Ein Projekt der Synagogen-Gemeinde Köln und der Landesverbände
der Jüdischen Gemeinden von Nordrhein und Westfalen-Lippe
durchgeführt vom NS-Dokumentationszentrum der Stadt Köln
Lebensgeschichten jüdischer Zuwanderer aus der ehemaligen Sowjetunion
in Nordrhein-Westfalen

Истории жизни еврейских иммигрантов, приехавших из бывшего Советского Союза и поселившихся
в федеральной земле Северный Рейн-Вестфалия
  1. Wie brach der Krieg aus? Das ist sehr interessant. Wir saßen zusammen, tranken Tee und hörten eine Ansage: Es spricht Molotow. Wir wunderten uns: Wie kommt das? Er sagte: Deutschland hat uns überfallen. Damit hatten wir nicht gerechnet, wir hofften, einen Krieg werde es nicht geben. Stalin hatte ja von einem unterzeichneten Friedensvertrag gesprochen, es würde nichts passieren. Gleich nach der Bekanntgabe liefen wir Jungs natürlich zum Kriegskommissariat, alle wollten zur Armee. Man sagte uns: „Weg hier! Verschwindet! Ihr seid zu jung.“ Wir waren 16–17 Jahre alt.

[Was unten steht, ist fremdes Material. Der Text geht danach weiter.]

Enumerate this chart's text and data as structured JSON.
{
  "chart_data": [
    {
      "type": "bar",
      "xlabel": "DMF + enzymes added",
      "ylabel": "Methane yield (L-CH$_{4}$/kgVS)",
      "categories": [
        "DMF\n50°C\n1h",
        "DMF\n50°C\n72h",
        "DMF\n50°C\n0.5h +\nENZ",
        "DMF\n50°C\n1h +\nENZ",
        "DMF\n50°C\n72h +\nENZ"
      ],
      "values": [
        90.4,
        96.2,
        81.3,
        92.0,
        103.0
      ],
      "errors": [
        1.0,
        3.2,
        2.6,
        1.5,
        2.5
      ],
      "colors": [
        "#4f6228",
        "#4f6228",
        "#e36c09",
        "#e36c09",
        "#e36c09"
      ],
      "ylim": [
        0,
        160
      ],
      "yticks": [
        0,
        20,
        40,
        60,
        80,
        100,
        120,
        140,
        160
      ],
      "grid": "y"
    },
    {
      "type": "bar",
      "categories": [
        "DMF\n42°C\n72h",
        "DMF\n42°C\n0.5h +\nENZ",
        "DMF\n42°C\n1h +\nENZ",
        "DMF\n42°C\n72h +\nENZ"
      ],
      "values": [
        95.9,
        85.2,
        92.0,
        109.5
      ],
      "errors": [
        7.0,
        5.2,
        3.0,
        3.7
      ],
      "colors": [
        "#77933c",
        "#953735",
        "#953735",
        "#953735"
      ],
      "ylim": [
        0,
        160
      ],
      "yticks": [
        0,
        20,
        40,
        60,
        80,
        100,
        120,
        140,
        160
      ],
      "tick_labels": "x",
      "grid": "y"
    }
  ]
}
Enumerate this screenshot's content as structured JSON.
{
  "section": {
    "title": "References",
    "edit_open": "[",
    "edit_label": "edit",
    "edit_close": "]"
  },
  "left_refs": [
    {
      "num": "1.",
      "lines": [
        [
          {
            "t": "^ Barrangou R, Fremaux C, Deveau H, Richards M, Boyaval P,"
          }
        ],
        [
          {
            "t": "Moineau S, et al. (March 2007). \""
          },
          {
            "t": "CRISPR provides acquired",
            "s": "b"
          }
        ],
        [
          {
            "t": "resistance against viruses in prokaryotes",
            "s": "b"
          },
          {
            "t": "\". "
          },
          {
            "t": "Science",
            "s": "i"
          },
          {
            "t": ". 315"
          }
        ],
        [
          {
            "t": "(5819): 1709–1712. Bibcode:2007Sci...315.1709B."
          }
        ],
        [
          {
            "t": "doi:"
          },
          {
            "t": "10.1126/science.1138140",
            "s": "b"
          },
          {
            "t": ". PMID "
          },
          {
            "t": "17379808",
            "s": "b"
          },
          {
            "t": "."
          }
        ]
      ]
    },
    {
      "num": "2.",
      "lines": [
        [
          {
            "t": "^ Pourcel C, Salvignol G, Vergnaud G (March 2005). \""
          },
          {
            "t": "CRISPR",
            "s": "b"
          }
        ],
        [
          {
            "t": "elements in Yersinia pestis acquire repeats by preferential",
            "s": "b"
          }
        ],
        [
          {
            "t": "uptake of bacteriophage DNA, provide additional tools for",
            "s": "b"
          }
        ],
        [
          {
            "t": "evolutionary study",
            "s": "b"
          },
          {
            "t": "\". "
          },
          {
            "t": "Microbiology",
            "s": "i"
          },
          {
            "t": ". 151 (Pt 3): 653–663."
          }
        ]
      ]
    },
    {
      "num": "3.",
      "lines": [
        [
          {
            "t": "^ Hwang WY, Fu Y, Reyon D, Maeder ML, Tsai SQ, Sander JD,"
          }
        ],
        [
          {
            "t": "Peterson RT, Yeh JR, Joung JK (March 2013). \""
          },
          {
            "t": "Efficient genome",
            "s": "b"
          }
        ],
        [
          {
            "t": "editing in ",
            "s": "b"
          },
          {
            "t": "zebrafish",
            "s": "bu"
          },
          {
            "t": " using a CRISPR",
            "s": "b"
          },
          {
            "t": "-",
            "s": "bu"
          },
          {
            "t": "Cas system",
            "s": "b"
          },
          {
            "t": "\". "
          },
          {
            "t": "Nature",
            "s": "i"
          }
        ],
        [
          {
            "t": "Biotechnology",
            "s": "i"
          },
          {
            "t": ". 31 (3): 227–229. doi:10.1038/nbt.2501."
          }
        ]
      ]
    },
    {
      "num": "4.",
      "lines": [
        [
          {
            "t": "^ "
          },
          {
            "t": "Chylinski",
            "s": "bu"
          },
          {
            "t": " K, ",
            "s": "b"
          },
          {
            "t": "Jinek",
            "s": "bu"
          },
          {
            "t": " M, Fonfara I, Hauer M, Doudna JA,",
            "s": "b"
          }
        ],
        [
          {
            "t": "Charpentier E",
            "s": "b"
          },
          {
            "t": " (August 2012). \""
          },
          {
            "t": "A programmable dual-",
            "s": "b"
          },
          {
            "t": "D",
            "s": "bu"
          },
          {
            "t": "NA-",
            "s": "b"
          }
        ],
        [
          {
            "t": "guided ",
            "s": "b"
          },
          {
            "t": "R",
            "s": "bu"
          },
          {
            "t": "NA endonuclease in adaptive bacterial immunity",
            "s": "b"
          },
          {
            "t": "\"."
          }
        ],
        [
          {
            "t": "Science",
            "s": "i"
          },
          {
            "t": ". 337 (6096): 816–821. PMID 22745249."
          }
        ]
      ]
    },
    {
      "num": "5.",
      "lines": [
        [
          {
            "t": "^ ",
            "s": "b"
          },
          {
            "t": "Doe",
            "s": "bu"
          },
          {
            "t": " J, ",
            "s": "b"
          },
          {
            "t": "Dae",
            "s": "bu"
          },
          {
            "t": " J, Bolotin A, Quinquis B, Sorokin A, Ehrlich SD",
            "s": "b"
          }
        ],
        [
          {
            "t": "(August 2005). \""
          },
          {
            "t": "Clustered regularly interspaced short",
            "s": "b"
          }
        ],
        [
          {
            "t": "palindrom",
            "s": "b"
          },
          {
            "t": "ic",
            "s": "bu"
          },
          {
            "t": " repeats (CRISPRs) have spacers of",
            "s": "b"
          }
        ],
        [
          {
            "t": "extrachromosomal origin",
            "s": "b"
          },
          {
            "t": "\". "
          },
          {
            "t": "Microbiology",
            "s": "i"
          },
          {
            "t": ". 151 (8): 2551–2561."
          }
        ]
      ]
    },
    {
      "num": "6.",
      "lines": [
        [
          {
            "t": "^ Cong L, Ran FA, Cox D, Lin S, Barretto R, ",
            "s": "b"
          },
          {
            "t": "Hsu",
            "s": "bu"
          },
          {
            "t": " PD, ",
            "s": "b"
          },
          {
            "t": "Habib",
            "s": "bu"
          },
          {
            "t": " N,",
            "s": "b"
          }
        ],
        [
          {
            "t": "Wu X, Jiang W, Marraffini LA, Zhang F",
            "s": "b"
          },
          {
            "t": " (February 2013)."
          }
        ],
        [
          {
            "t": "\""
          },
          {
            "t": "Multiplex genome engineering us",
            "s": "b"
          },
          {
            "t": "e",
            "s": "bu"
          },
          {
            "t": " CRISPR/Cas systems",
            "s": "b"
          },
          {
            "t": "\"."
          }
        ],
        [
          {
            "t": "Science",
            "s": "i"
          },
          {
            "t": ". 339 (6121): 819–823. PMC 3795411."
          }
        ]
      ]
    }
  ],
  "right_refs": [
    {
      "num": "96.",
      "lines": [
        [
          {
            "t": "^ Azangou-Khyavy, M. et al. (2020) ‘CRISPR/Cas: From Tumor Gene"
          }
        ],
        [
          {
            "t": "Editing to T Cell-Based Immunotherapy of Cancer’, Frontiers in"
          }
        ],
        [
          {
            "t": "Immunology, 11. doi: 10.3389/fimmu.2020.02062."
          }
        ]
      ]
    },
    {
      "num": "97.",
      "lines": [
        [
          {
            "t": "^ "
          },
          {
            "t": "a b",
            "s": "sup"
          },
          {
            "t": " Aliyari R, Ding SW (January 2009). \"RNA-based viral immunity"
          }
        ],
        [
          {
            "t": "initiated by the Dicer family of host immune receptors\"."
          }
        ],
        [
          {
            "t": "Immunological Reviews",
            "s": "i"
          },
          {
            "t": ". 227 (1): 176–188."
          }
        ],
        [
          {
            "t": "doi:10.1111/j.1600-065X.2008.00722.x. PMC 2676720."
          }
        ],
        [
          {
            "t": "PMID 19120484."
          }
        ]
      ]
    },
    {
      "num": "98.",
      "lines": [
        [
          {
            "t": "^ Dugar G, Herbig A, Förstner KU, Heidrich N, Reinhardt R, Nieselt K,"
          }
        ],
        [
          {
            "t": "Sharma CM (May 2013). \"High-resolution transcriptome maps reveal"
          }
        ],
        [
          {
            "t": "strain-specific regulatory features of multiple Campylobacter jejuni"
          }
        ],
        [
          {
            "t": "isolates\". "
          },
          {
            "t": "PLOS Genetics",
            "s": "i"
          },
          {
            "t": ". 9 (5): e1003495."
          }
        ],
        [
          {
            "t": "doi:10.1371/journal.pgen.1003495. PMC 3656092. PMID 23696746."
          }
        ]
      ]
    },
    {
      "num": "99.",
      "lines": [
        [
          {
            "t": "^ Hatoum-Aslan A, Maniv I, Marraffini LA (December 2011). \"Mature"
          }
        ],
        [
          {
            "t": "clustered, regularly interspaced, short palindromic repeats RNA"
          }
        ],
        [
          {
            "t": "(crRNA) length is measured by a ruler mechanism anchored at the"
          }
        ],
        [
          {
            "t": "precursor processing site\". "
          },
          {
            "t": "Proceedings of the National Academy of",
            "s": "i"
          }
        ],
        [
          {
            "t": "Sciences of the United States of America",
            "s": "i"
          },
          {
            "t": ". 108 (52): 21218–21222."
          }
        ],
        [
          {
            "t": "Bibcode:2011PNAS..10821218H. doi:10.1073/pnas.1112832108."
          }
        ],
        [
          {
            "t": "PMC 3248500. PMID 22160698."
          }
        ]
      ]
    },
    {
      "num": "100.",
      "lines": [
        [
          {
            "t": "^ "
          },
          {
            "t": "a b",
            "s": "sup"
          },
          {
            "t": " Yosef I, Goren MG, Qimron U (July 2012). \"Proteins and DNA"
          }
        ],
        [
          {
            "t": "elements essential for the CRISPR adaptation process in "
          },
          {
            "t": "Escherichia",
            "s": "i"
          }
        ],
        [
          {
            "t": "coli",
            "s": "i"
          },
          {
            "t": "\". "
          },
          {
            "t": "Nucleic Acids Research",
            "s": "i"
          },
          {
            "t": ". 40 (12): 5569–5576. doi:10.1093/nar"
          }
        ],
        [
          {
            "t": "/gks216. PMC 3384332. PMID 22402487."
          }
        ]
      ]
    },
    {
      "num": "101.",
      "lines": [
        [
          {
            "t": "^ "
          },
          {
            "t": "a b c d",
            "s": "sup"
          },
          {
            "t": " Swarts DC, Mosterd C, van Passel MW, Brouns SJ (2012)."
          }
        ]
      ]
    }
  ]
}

  2. Meine Eltern und eine Schwester arbeiteten im Hospital. Das war ein großes Hospital, die Verwundeten kamen aus allen Richtungen. Wir Jungs liefen einfach herum. Plötzlich hieß es: „Fahrt gleich weg, die Deutschen sind schon in Poltawa.“ – „Mein Gott, das sind nur noch 100 Kilometer!“ Das Hospital stellte umgebaute Güterwagen zur Verfügung. Unsere Familie und die Familie meiner Schwester fuhren dann ab, ohne zu wissen wohin. Man sagte: Richtung Osten, dann schauen wir mal.
  3. Unterwegs wurden wir die ganze Zeit heftig bombardiert. Waren die Flugzeuge weg, kamen gleich andere. Der Lokführer fuhr mal vor, mal zurück. Die Fahrt war sehr beschwerlich. Das einzige, was wir holen konnten, war heißes Wasser. Uns ging es nicht gut, eigentlich waren wir nicht reich, das Leben war schwer. Wir kamen nach Lissak und erfuhren, dass wir nicht direkt nach Moskau fahren können. Wir mussten einen Umweg nehmen. Wir fuhren über den Ural nach Omsk – nicht direkt Omsk, sondern Nasywajewka in der Nähe, wo es ein großes Getreidesilo gab. Und auch ein Hospital, da war meine Familie untergebracht.